For casino owners, Krise said, the tables have the potential to double the number of hands dealt per hour. The tables are also much cheaper to operate, even with a dealer, he said.
Players like them because betting minimums at traditional felt tables may start at $25, he said.
“Live table games are very expensive,” agreed Frank Fantini, chief executive officer of Fantini Research, a gaming industry publication.

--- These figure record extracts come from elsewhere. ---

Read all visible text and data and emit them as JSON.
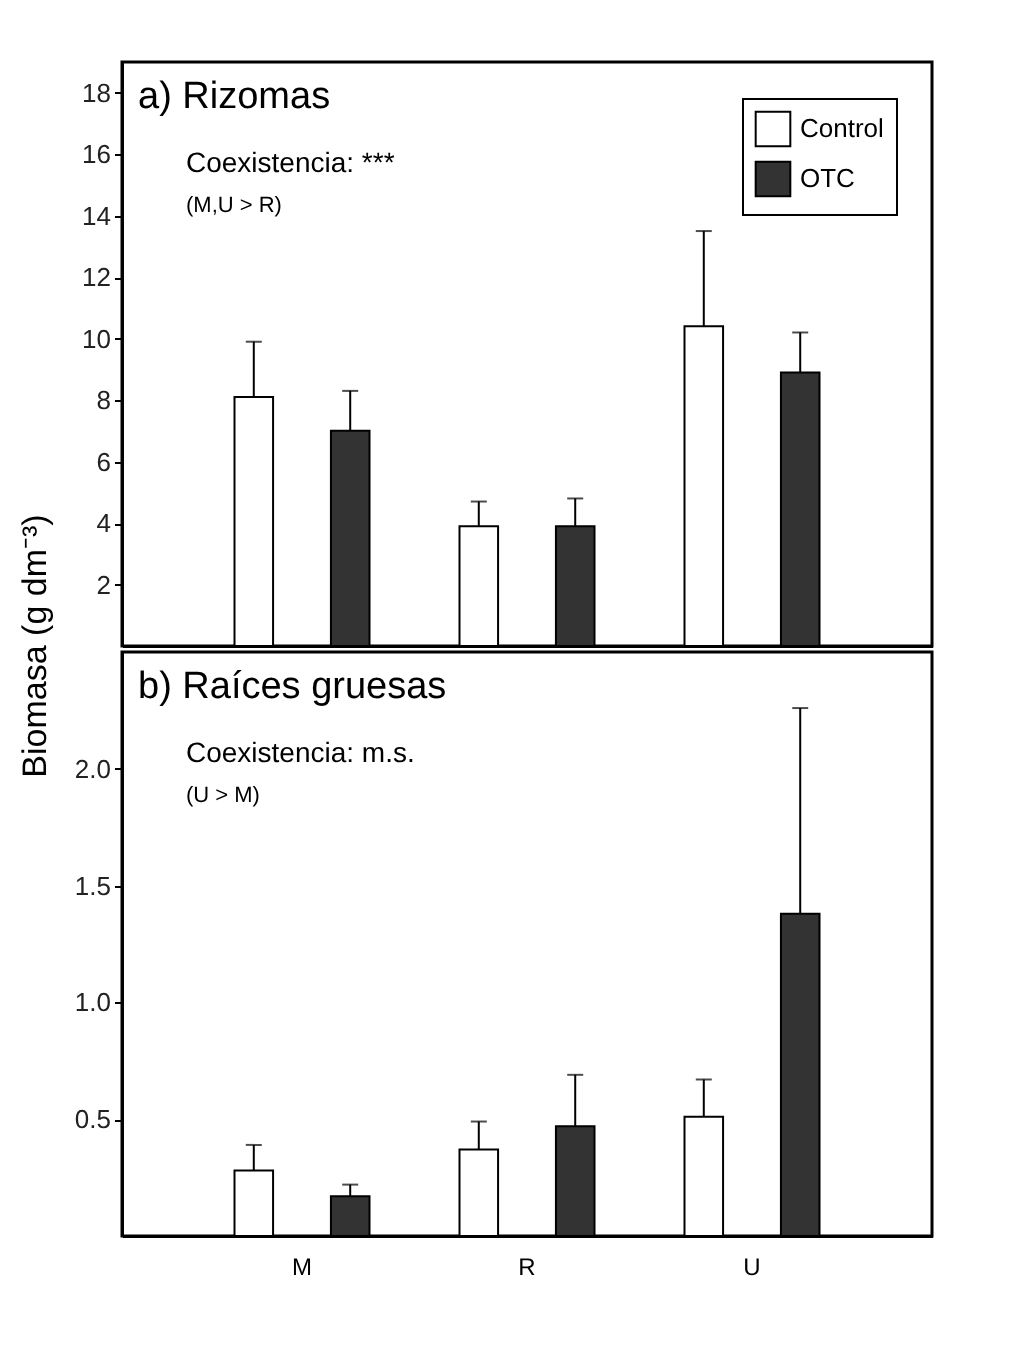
{
  "chart_data": [
    {
      "type": "bar",
      "title": "a) Rizomas",
      "ylabel": "Biomasa (g dm⁻³)",
      "annotations": [
        "Coexistencia: ***",
        "(M,U > R)"
      ],
      "categories": [
        null,
        null,
        null
      ],
      "series": [
        {
          "name": "Control",
          "color": "#ffffff",
          "values": [
            8.1,
            3.9,
            10.4
          ],
          "errors": [
            [
              8.1,
              9.9
            ],
            [
              3.9,
              4.7
            ],
            [
              10.4,
              13.5
            ]
          ]
        },
        {
          "name": "OTC",
          "color": "#333333",
          "values": [
            7.0,
            3.9,
            8.9
          ],
          "errors": [
            [
              7.0,
              8.3
            ],
            [
              3.9,
              4.8
            ],
            [
              8.9,
              10.2
            ]
          ]
        }
      ],
      "ylim": [
        0,
        19
      ],
      "yticks": [
        2,
        4,
        6,
        8,
        10,
        12,
        14,
        16,
        18
      ],
      "grid": false,
      "legend": "top right",
      "tick_labels": "y"
    },
    {
      "type": "bar",
      "title": "b) Raíces gruesas",
      "annotations": [
        "Coexistencia: m.s.",
        "(U > M)"
      ],
      "categories": [
        "M",
        "R",
        "U"
      ],
      "series": [
        {
          "name": "Control",
          "color": "#ffffff",
          "values": [
            0.28,
            0.37,
            0.51
          ],
          "errors": [
            [
              0.28,
              0.39
            ],
            [
              0.37,
              0.49
            ],
            [
              0.51,
              0.67
            ]
          ]
        },
        {
          "name": "OTC",
          "color": "#333333",
          "values": [
            0.17,
            0.47,
            1.38
          ],
          "errors": [
            [
              0.17,
              0.22
            ],
            [
              0.47,
              0.69
            ],
            [
              1.38,
              2.26
            ]
          ]
        }
      ],
      "ylim": [
        0,
        2.5
      ],
      "yticks": [
        {
          "value": 0.5,
          "label": "0.5"
        },
        {
          "value": 1,
          "label": "1.0"
        },
        {
          "value": 1.5,
          "label": "1.5"
        },
        {
          "value": 2,
          "label": "2.0"
        }
      ],
      "grid": false,
      "legend": false
    }
  ]
}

Although long-time casino operators are uncomfortable with electronic tales, he said, player acceptance of the devices makes them a good bet for the future.
Fantini likened the mindset to casino resistance to non-coin slot machines. Operators said they would never catch on, but players adjusted to the technology very quickly, he said.
Electronic table games are still relatively uncommon, Fantini said, but they attract younger gamblers light on cash but comfortable with technology.
Fantini said that, because DigiDeal is privately held, he does not know what share of the electronic table market the company might eventually capture. The largest public company in the industry is Shuffle Master Inc., he said.
DigiDeal is profitable for its 90 shareholders, Krise said.
He said revenues are generated from leases, about $3,000 per month per machine. Some machines are sold outright, others give DigiDeal a percentage of revenues.
All the machines are assembled in Spokane, where DigiDeal employs about 50, Kuhn said.
He said the company is looking for additional salesmen and software engineers.
“My main goal is to attract talent,” he said. “Without creativity, it doesn’t work.”
There’s plenty of room. DigiDeal built its headquarters to accommodate 50 engineers International Gaming Technology planned to place with its new business partner, but Kuhn said IGT’s sales force was not comfortable with DigiDeal’s technology.
Also, IGT stock worth $40 a share when the Reno-based company bought 54 percent of DigiDeal in April 2007 fell to less than $10 when the recession hit.
IGT changed management, and DigiDeal got lost in the shuffle, Krise said.
Kuhn said the separation from IGT was a relief. “We actually celebrated the break-up,” he said.
The company will remain independent for now, Kuhn said, while working with a network of distributors and establishing a joint venture with an international supplier he would not identify. That could lead to a partnership, he said.
Meantime, phones have not stopped ringing since the Florida deal was announced, Kuhn said.
“We’re very excited about our future.”